Ketua Korpri Kabupaten Bone, HA Surya Darma SE MSi menambahkan iuran yang dihimpun dari anggota masuk ke dalam kas Korpri dan dicairkan untuk membiayai kegiatan organisasi.
“Iuran tersebut digunakan untuk dana kegiatan Korpri yang telah diprogramkan melalui rapat kerja, dan sebagian untuk membayar honorarium tenaga administrasi dan operator yang di Sekretariat Korpri,” katanya melalui sambungan telepon, Senin 7 November kemarin.

Hanya saja besaran iuran yang terkumpul, Sekretaris Kabupaten Bone ini mengaku tidak mengetahuinya secara detail. “Saya tidak tahu jumlah dananya karena tidak ada laporannya ke saya. Lagian saya juga baru jadi ketua setelah organisasi ini vakum selama empat tahun lebih,” katanya.

Surya Darma mengungkapkan, pada November ini pihaknya akan menggelar HUT Korpri dengan berbagai kegiatan yang bertujuan untuk mempererat jalinan silaturrahim dan kekompakan para ASN. “Kami akan gelar pertandingan olahraga dan puncak kegiatan melalui upacara. Kegiatan ini sumber anggarannya dari iuran Korpri yang terkumpul,” tegasnya.
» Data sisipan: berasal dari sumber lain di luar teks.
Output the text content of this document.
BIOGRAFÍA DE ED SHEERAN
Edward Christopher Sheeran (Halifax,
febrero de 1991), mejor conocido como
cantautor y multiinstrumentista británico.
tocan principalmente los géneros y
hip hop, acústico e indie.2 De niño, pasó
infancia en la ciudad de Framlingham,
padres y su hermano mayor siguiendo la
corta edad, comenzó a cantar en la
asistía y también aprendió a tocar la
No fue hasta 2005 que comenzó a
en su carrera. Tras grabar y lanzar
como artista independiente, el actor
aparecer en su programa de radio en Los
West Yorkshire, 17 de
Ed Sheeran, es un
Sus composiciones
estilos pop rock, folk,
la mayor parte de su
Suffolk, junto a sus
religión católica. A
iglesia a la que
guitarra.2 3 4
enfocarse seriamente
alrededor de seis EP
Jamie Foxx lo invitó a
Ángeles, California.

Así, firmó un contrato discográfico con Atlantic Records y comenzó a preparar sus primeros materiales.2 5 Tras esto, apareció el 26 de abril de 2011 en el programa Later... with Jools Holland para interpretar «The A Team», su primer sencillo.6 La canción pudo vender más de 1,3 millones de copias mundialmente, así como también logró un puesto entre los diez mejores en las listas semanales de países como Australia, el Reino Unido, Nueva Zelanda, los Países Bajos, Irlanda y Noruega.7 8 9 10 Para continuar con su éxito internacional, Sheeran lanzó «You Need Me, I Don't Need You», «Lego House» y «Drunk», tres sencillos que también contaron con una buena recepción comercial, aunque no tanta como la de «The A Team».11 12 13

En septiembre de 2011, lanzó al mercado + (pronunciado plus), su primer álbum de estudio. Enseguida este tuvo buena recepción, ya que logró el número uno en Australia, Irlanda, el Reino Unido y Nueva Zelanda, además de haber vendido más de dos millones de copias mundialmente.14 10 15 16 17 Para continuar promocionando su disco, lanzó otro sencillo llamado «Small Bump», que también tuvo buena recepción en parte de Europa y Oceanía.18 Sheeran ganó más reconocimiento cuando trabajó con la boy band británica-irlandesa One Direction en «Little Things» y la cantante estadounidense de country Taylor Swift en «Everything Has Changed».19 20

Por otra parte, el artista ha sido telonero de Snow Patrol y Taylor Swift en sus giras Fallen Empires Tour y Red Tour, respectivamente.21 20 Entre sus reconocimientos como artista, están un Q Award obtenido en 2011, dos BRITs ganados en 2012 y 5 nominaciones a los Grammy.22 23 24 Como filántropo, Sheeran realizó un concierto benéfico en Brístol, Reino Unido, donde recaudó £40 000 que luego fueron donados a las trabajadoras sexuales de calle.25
Terkait rencana program untuk melakukan pendampi-ngan kepada ASN yang terjerat masalah hukum, pejabat yang akrab disapa Andi Cicu ini meng-akui hasil iuran Korpri tidak cukup, sehingga perlu dukungan pemerintah daerah. “Makanya kami bermaksud meminta bantuan ke Pemkab Bone untuk program kami itu,” katanya.